Different classes carry different side effect profiles. Medications that primarily target norepinephrine and dopamine tend to cause fewer sexual side effects and less weight gain, which is one reason they’re sometimes chosen instead. Older tricyclics are more likely to cause dry mouth, constipation, and drowsiness. The specific side effects you experience depend on which neurotransmitters your medication affects and your individual biology, so switching to a different antidepressant often resolves problems.
How Long You Stay on Them
There’s no universal rule for how long to take antidepressants. Canadian medical guidelines recommend at least six months of treatment after your symptoms improve, which means six months beyond the point where you start feeling better, not six months from your first pill. For people at higher risk of relapse, the recommendation extends to two years or more. If you’ve had three or more episodes of depression, indefinite maintenance treatment is often recommended because each episode increases the likelihood of another.
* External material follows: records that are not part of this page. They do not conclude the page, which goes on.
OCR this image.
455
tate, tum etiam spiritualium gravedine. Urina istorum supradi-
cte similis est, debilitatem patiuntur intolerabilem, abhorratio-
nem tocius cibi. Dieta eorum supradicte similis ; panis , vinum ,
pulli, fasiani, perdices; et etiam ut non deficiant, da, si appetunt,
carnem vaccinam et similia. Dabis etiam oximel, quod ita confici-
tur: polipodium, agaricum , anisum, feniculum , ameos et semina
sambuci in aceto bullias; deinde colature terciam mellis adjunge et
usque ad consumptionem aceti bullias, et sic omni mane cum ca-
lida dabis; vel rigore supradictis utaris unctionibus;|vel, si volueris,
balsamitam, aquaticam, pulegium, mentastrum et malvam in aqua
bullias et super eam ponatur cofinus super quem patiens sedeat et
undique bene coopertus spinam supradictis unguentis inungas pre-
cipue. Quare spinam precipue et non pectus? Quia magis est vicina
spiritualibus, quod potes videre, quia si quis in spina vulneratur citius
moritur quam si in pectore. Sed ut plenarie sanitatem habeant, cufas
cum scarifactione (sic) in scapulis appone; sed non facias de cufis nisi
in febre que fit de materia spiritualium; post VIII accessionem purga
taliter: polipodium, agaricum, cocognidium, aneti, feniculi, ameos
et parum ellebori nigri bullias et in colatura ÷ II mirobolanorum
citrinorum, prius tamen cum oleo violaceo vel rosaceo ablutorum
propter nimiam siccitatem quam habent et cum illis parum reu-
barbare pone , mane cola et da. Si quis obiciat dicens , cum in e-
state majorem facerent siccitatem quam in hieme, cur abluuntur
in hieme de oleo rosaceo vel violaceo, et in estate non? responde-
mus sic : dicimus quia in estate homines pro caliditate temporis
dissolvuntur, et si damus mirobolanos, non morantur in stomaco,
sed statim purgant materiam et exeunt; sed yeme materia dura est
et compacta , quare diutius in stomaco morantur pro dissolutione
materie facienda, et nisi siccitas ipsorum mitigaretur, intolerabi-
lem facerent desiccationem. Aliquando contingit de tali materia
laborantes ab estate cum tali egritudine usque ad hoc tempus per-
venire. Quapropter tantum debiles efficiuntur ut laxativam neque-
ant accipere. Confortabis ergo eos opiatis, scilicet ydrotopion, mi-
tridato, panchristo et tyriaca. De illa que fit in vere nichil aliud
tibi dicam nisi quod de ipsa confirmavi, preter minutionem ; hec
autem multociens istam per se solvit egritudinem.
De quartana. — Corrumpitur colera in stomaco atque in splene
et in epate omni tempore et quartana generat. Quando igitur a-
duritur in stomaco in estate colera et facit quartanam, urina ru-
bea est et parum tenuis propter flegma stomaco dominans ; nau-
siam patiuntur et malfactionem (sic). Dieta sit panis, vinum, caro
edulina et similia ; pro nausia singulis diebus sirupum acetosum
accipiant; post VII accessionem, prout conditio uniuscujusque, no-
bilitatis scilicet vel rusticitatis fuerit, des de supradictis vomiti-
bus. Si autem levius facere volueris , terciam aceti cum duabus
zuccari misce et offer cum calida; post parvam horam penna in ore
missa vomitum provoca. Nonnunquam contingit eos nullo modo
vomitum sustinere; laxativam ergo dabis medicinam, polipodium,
U.S. guidelines are less specific about duration, leaving the decision largely to you and your prescriber based on your history, severity, and how well you tolerate the medication. The key point: antidepressants are not designed as short-term fixes you stop as soon as you feel okay. Stopping too early is one of the most common reasons depression returns.
What Happens When You Stop
Stopping antidepressants abruptly can cause a set of physical symptoms known as discontinuation syndrome. Symptoms typically begin within two to four days and can include flu-like achiness and fatigue, nausea, dizziness, burning or shock-like sensations, vivid nightmares, and mood changes like irritability and anxiety. These are not signs that you’re “addicted” or that the depression is returning. They’re your brain readjusting to the absence of a chemical it had adapted to.
Resuming the medication at the previous dose usually resolves symptoms within 24 hours. If you want to stop, the standard approach is a slow, gradual taper, reducing the dose in small steps over weeks or sometimes months. The timeline varies depending on which antidepressant you’re on, how long you’ve taken it, and your dose. Some medications are harder to taper than others, so this is genuinely a process that benefits from a prescriber’s guidance on pacing.
Medication Combined With Therapy
Antidepressants work well on their own for many people, but research consistently shows that combining them with structured therapy, particularly cognitive behavioral therapy (CBT), produces strong results. In studies of moderate to severe depression, medication plus CBT was significantly more effective than therapy alone. For some people, the combination works by addressing different layers of the problem: medication handles the biological disruption while therapy builds skills for managing negative thought patterns and stressful situations.
That said, medication alone is a valid and effective treatment. Not everyone needs or has access to therapy, and antidepressants on their own are enough to bring many people into remission. The combination is worth considering if medication alone isn’t getting you where you want to be, or if you want to build long-term strategies that could eventually let you manage without pills.